Plusieurs équipes voient dans cette recherche d’amélioration
de fonctionnement du « hub francilien » le point d’appui de la recherche de la localisation privilégiée des « polycentres », « commutateurs » ou autres agrégats fonctionnels …
On peut même dire qu’il y a deux écoles : La première privilégie un peu plus la localisation de ces polarités en tenant compte de l’accessibilité internationale, la deuxième privilégie un peu plus la facilité d’accès des polarités entre elles.
(2) Quelle est la philosophie d’organisation générale des grandes
infrastructures de déplacements ?
Deux positions extrêmes opposent deux catégories d’équipes suivant qu’elles mettent ou non le gain de temps au centre de leur préoccupation :
Une première catégorie d’équipes, de loin la plus nombreuse, … continue de penser l’organisation de la mobilité d’abord comme la définition d’un ensemble d’infrastructures donnant à chaque lieu une accessibilité suffisante dans la région et permettant de gagner du temps.

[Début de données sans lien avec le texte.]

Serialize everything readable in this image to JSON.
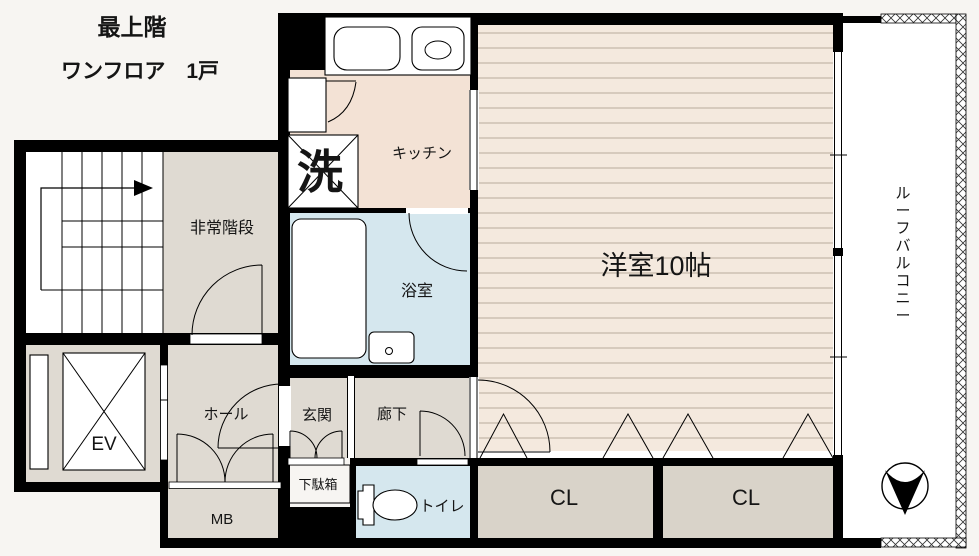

Mais cette philosophie rate toujours ses objectifs : les efforts pour améliorer l’offre en transport courent toujours après les besoins inconsciemment induits par cette offre. Dans cette catégorie, seule l’équipe Rogers envisage un péage à la londonienne.

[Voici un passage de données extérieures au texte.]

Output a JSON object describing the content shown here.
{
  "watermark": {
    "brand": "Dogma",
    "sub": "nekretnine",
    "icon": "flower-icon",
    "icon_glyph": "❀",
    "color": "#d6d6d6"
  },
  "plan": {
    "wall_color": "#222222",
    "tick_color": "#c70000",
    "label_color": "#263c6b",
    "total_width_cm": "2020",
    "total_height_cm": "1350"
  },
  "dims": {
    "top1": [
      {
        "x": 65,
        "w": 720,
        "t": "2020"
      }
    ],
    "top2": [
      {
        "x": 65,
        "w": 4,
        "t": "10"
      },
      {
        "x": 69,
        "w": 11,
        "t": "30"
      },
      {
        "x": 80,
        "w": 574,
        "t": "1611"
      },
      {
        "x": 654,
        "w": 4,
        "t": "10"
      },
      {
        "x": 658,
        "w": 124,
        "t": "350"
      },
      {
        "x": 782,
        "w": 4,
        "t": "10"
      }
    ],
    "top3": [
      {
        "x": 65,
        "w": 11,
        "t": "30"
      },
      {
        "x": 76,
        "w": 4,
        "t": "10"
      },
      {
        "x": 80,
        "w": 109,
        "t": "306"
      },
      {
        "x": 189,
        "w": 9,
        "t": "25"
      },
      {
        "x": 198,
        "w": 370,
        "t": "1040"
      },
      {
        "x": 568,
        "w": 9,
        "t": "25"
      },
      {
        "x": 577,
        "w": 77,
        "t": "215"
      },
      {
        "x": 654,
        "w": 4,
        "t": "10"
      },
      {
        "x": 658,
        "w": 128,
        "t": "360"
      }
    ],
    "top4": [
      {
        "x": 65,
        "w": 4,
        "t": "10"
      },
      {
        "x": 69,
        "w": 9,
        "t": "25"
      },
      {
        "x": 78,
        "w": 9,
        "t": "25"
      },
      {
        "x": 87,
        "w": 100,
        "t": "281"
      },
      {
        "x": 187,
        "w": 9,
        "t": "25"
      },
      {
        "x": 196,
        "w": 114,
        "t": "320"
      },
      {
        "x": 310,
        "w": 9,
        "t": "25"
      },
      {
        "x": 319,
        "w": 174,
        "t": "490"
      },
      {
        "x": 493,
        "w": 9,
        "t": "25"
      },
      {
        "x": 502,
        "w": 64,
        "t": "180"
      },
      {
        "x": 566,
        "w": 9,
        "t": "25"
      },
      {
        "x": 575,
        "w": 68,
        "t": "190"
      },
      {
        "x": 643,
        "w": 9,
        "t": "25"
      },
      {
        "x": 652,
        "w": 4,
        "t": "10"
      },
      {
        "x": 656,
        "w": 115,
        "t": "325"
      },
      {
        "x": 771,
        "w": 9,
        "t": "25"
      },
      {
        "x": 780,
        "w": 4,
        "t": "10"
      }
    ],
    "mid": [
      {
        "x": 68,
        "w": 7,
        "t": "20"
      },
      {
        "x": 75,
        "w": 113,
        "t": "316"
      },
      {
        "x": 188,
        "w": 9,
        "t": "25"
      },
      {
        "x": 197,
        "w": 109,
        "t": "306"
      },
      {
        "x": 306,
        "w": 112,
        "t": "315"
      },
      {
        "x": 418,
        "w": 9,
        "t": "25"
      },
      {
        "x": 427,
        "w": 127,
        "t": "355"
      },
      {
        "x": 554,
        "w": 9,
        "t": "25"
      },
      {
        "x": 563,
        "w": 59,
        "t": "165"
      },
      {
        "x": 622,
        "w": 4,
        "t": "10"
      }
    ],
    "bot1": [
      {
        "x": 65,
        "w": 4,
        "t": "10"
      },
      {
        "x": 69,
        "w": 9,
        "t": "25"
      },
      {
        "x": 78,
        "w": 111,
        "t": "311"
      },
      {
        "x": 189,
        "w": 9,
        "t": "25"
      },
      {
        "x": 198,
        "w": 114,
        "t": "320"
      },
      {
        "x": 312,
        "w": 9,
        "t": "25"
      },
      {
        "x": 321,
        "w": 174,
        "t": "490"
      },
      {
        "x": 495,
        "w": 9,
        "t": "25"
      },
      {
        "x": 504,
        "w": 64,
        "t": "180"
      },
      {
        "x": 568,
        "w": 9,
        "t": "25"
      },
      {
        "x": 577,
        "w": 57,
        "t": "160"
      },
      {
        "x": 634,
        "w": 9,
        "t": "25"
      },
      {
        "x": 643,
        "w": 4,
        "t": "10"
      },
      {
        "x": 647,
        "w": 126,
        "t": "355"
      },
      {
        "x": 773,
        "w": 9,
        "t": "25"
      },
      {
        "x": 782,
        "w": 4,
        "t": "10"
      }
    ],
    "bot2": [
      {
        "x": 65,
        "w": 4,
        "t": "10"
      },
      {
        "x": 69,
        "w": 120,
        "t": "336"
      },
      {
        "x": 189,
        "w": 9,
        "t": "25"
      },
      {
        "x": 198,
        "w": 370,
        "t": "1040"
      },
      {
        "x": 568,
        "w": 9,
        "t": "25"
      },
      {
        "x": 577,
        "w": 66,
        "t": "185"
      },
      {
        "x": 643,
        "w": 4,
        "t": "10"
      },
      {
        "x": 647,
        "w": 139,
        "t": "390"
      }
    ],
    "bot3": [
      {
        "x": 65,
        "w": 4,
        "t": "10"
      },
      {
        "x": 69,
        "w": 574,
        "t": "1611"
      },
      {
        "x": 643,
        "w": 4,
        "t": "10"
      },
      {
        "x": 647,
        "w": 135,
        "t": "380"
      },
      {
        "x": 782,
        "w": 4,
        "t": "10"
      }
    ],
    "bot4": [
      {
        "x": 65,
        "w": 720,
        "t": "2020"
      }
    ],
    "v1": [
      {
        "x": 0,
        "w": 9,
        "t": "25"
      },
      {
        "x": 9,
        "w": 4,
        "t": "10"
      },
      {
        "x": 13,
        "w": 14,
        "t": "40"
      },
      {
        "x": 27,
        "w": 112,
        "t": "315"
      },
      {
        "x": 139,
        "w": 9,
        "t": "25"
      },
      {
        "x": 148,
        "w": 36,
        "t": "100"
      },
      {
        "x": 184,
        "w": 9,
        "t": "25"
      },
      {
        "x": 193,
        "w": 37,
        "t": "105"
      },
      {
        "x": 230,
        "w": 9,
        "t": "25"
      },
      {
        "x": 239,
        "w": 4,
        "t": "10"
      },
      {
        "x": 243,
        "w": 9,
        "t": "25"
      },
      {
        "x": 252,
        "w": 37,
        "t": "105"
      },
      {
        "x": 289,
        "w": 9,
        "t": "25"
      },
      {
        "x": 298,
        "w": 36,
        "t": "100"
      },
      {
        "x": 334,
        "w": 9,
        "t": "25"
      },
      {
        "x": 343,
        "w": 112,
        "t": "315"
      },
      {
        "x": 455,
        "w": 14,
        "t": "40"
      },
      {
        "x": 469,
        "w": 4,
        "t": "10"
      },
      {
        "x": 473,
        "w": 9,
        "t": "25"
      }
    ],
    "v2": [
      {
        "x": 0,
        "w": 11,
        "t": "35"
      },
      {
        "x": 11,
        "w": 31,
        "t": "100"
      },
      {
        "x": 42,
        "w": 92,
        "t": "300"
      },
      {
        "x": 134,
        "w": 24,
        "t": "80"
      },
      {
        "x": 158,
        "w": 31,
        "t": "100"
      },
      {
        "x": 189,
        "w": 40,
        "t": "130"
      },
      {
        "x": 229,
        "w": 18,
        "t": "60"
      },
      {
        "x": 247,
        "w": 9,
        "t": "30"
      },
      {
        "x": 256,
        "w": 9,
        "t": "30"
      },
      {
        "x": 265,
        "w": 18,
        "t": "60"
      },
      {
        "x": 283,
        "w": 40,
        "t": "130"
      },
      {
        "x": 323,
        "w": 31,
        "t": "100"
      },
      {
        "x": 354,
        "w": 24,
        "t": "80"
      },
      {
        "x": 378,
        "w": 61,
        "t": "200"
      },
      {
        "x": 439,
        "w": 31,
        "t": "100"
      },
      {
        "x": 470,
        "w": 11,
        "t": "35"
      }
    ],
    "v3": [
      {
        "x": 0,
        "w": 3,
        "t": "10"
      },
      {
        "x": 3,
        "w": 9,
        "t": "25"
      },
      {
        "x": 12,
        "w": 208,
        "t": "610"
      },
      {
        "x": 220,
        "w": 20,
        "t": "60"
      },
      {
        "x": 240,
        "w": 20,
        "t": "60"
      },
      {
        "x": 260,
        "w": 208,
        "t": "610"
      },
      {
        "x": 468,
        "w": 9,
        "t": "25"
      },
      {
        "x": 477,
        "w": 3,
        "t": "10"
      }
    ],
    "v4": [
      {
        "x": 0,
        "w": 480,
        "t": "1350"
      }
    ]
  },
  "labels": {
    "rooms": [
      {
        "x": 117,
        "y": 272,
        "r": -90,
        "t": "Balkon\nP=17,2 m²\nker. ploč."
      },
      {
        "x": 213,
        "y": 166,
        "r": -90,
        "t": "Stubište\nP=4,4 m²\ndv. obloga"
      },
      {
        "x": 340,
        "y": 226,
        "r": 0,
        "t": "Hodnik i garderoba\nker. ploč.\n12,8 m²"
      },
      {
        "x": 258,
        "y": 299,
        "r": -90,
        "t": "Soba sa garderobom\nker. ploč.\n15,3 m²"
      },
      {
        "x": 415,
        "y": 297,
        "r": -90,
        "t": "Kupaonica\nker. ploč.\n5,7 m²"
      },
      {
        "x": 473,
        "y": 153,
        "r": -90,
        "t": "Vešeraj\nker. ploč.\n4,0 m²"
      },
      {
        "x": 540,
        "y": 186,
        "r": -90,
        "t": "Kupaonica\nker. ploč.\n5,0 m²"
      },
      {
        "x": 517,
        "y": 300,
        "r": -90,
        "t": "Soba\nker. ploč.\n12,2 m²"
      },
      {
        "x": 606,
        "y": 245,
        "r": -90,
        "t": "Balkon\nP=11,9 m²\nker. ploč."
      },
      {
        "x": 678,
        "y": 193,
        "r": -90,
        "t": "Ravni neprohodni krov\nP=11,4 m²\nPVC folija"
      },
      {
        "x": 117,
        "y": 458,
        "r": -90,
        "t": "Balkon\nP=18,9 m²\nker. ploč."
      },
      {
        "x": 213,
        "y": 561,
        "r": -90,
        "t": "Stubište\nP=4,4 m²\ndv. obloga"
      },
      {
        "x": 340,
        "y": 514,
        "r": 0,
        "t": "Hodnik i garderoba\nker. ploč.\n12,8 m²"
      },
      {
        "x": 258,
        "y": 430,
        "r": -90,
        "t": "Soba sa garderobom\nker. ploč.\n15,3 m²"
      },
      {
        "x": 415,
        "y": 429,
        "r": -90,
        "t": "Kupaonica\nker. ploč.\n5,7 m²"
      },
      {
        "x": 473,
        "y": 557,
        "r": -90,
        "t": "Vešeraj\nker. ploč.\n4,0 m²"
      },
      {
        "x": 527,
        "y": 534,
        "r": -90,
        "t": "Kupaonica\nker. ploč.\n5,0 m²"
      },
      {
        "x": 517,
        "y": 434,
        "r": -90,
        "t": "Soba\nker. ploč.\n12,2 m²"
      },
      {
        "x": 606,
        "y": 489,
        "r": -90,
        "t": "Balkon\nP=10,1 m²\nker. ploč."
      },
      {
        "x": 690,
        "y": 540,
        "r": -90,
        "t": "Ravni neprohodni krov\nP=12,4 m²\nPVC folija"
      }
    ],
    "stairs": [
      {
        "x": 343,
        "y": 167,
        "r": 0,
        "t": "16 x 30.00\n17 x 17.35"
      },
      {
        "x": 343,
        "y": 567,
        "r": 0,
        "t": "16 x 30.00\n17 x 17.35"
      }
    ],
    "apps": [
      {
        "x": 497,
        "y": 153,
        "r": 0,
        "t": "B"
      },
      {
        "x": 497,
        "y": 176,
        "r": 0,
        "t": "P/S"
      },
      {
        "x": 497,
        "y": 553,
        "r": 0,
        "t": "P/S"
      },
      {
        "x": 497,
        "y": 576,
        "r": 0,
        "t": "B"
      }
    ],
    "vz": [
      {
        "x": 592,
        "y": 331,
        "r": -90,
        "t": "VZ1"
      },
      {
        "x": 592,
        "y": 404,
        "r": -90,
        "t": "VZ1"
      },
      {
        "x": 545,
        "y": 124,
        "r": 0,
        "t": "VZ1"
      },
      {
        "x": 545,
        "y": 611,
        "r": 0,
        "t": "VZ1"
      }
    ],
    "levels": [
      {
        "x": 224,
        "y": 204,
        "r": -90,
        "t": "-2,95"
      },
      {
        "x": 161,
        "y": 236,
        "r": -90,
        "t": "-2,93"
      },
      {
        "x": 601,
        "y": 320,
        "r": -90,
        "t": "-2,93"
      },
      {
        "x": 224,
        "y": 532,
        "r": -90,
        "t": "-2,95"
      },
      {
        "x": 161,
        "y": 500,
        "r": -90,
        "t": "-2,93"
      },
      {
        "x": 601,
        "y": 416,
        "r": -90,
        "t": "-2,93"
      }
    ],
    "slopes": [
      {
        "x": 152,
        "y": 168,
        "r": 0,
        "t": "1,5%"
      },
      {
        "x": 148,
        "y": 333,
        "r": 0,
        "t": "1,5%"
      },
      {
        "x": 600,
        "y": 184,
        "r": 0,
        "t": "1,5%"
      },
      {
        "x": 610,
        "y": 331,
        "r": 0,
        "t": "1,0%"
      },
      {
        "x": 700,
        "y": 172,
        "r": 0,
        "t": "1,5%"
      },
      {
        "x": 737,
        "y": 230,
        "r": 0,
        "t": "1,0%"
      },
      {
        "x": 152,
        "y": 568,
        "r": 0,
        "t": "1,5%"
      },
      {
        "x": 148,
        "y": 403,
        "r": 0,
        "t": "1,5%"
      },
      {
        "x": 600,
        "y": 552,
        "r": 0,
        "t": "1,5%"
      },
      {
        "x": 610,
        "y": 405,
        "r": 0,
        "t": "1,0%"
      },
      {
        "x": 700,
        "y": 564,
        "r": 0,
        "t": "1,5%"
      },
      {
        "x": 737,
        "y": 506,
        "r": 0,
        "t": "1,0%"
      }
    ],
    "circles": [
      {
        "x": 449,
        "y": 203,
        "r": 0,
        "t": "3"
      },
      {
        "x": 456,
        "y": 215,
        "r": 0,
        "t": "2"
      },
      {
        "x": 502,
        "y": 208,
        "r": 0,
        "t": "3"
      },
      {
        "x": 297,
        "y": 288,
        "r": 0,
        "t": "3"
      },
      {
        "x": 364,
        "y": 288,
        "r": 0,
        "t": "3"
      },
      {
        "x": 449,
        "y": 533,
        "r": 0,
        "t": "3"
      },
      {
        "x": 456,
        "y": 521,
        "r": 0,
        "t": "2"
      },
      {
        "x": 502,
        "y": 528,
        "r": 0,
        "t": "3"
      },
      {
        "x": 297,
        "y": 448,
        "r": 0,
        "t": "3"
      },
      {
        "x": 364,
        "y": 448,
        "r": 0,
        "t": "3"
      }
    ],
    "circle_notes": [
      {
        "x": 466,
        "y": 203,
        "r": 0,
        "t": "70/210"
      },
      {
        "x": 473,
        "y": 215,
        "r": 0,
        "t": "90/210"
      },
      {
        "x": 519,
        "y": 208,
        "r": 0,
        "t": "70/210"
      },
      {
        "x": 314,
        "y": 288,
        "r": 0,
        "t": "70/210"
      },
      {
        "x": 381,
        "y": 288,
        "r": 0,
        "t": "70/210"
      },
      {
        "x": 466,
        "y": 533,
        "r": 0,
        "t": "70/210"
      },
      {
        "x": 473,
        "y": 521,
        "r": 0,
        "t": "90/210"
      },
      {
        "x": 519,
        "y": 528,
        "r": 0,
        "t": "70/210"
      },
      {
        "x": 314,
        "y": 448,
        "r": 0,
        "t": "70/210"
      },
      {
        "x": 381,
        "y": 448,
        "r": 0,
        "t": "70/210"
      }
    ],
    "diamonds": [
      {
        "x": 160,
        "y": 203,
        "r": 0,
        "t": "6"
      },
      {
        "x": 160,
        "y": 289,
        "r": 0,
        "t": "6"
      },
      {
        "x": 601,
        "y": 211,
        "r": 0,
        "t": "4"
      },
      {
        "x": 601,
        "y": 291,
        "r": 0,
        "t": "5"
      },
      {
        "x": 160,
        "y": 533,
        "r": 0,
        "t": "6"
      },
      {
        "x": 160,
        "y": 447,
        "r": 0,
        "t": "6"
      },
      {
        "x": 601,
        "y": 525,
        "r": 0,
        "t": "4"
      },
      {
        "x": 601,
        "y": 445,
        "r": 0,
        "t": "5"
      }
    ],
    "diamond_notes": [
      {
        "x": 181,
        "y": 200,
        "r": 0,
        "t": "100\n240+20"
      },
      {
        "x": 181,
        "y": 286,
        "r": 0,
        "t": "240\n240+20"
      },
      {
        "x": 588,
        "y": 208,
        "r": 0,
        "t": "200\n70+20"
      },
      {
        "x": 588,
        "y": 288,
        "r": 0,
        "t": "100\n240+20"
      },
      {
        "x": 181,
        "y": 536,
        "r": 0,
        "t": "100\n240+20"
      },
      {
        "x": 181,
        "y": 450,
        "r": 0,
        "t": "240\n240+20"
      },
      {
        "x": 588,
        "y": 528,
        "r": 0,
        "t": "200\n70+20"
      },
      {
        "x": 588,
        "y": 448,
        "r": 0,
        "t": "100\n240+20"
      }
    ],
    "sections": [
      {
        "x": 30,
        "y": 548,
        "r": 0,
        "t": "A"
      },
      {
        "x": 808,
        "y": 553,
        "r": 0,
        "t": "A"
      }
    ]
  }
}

Une deuxième catégorie constituée par les deux équipes (Grumbach, Descartes) … partage l’approche que résume assez bien le terme de « chronoaménagement ». Pour ces équipes, il convient de moduler les vitesses et les accessibilités pour pouvoir contrarier le dérapage de la formation des prix immobiliers …
L’équipe Grumbach conçoit un réseau ferroviaire régional à deux échelles (TGV et classique).
L’équipe Descartes, plus centrée, sur l’Île-de-France reconnaîtra que l’essaimage des fonctions métropolitaines en périphérie proche nécessitera certainement localement des niveaux de services plus élevés que les réseaux tram ou métro actuel.
Entre les deux positions, l’équipe Portzamparc formalise différemment sa recherche d’un compromis.
Cette équipe adopte un point de vue assez proche de la première catégorie d’équipe mais sans être aussi systématique dans le quadrillage des transports collectifs, et surtout en prônant de bien veiller à éviter un éparpillement excessif de l’emploi.
Son diagnostic serait plutôt de considérer (s’appuyant sur l’analyse de Laurent Davezies) que cet éparpillement est la source principale d’un affaiblissement de la performance économique de la région.
(3) Quelle relation entre l’articulation de l’organisation des mobilités et de
l’agencement urbain du point de vue de la durabilité ?
La question de la taille
C’est en fait la mobilité facilitée qui, depuis environ cinquante ans dans les pays développés, permit à la ville de se redéployer. Les logiques de localisation des ménages et des entreprises étant différentes, la facilité supplémentaire à se mouvoir n’engendre pas le rapprochement de l’emploi et de l’habitat mais au contraire leur éloignement.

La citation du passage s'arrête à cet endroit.